Ziad Tassabehji: Penso che se si prende in considerazione il quadro macro del Portogallo e dell'Algarve, il Portogallo ha quasi 10,5 milioni di persone e la crescita della popolazione è meno di 2 persone nate per famiglia, il che significa automaticamente che si avrà una diminuzione della popolazione nel tempo a meno che non sia sostituita dalla migrazione interna. Se si zooma sulla regione dell'Algarve, questa tendenza è ancora più pronunciata perché molti giovani laureati tendono a lasciare l'Algarve per lavorare a Lisbona, Porto o all'estero per trovare lavoro. Entrambi i fattori combinati rischiano di ridurre la popolazione indigena del 20 % o anche di più. Come si fa a trattenere i giovani qui? Naturalmente il sole, la sicurezza, il buon cibo, ecc. è tutto buono, ma ciò che è più importante di tutto questo è un lavoro interessante e ben pagato. Non riesco a pensare a niente di meglio della tecnologia per trattenere i giovani algerini in Algarve, dove potrebbero contribuire all'economia locale e rimanere vicini alle loro radici. Senza opportunità di lavoro gratificanti, i giovani laureati non avranno altra scelta che andarsene.

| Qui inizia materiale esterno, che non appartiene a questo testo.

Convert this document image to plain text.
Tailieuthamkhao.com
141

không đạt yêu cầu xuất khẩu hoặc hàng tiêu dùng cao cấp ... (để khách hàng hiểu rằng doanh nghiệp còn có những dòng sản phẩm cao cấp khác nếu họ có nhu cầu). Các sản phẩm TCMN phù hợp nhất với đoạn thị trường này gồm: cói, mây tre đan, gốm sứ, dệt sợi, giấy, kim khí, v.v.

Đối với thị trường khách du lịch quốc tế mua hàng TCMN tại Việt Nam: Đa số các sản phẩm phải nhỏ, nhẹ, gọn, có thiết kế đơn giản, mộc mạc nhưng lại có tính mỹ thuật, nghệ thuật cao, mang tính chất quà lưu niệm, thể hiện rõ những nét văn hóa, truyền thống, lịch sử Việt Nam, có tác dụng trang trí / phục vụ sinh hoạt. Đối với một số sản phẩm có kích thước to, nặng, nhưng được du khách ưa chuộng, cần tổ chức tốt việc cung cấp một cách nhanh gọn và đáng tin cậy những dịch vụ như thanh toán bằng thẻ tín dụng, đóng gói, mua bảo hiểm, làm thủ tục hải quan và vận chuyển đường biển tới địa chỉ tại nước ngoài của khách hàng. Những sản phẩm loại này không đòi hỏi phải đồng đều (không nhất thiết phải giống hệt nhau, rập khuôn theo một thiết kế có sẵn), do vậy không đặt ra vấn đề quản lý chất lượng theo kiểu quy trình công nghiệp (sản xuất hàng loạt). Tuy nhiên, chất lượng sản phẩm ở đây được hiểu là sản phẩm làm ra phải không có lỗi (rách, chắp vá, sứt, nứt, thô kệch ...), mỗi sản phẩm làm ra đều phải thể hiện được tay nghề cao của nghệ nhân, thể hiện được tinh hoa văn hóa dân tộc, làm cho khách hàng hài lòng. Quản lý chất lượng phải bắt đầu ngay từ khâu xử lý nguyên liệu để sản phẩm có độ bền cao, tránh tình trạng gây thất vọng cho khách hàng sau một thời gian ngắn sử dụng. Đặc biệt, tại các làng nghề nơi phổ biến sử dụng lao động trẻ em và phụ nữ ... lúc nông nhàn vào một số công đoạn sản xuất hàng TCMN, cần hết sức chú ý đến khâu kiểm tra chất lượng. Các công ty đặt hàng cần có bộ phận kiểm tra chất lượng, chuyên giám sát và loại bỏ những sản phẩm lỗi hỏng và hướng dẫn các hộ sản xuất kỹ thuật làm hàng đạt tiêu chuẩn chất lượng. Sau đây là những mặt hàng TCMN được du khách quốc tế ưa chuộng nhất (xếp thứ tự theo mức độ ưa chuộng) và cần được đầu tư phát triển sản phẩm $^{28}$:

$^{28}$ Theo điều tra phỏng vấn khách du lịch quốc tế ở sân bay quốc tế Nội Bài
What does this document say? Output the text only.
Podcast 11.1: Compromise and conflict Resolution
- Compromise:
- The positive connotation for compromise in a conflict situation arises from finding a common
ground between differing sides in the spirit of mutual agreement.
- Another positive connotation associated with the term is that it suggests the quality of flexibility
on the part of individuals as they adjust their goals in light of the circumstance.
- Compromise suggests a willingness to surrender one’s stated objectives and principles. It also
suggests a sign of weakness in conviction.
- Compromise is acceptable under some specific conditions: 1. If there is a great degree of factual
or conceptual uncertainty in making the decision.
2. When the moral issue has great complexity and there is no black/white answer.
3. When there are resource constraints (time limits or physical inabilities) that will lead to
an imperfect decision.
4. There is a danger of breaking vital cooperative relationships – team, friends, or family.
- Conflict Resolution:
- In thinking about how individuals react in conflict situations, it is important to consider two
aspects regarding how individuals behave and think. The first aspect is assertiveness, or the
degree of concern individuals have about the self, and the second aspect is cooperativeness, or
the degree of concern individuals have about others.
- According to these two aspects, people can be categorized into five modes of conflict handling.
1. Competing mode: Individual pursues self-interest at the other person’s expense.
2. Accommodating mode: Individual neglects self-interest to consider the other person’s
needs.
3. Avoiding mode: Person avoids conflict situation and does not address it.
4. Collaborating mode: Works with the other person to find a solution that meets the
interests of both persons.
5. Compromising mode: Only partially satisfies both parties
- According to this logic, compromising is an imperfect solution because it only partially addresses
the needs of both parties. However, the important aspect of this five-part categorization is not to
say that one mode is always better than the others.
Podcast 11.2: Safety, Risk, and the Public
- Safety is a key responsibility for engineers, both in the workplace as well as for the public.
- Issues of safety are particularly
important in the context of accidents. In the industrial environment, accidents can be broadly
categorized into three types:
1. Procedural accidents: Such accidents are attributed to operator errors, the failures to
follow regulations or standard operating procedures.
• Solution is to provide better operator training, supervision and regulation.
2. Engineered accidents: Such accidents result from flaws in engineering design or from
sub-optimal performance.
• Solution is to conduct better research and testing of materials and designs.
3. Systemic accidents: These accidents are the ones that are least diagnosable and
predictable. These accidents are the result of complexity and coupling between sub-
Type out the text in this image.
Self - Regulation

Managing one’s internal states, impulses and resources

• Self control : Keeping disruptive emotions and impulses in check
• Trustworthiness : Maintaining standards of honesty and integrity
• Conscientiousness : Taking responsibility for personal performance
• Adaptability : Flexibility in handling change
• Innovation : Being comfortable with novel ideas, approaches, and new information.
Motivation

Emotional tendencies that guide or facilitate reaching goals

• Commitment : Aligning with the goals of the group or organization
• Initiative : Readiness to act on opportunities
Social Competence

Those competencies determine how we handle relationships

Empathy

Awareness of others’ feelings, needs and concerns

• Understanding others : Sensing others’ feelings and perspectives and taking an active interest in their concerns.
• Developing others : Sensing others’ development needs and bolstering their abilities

Penso che se fossi al governo, mi concentrerei completamente sulla creazione di più posti di lavoro nel settore dell'informatica in Algarve. Prima di tutto per la gente del posto e poi per attirare l'immigrazione dei colletti bianchi per riempire il vuoto. Il vantaggio dei posti di lavoro I.T. è che servono un mercato molto più ampio e quindi la dimensione relativamente piccola del Portogallo diventa meno rilevante. Al contrario, il Portogallo, e in particolare la regione dell'Algarve, potrebbe capitalizzare sulle sue condizioni di vita desiderabili per attrarre i nomadi digitali a stabilirsi qui e a gestire le loro attività globali dal Portogallo.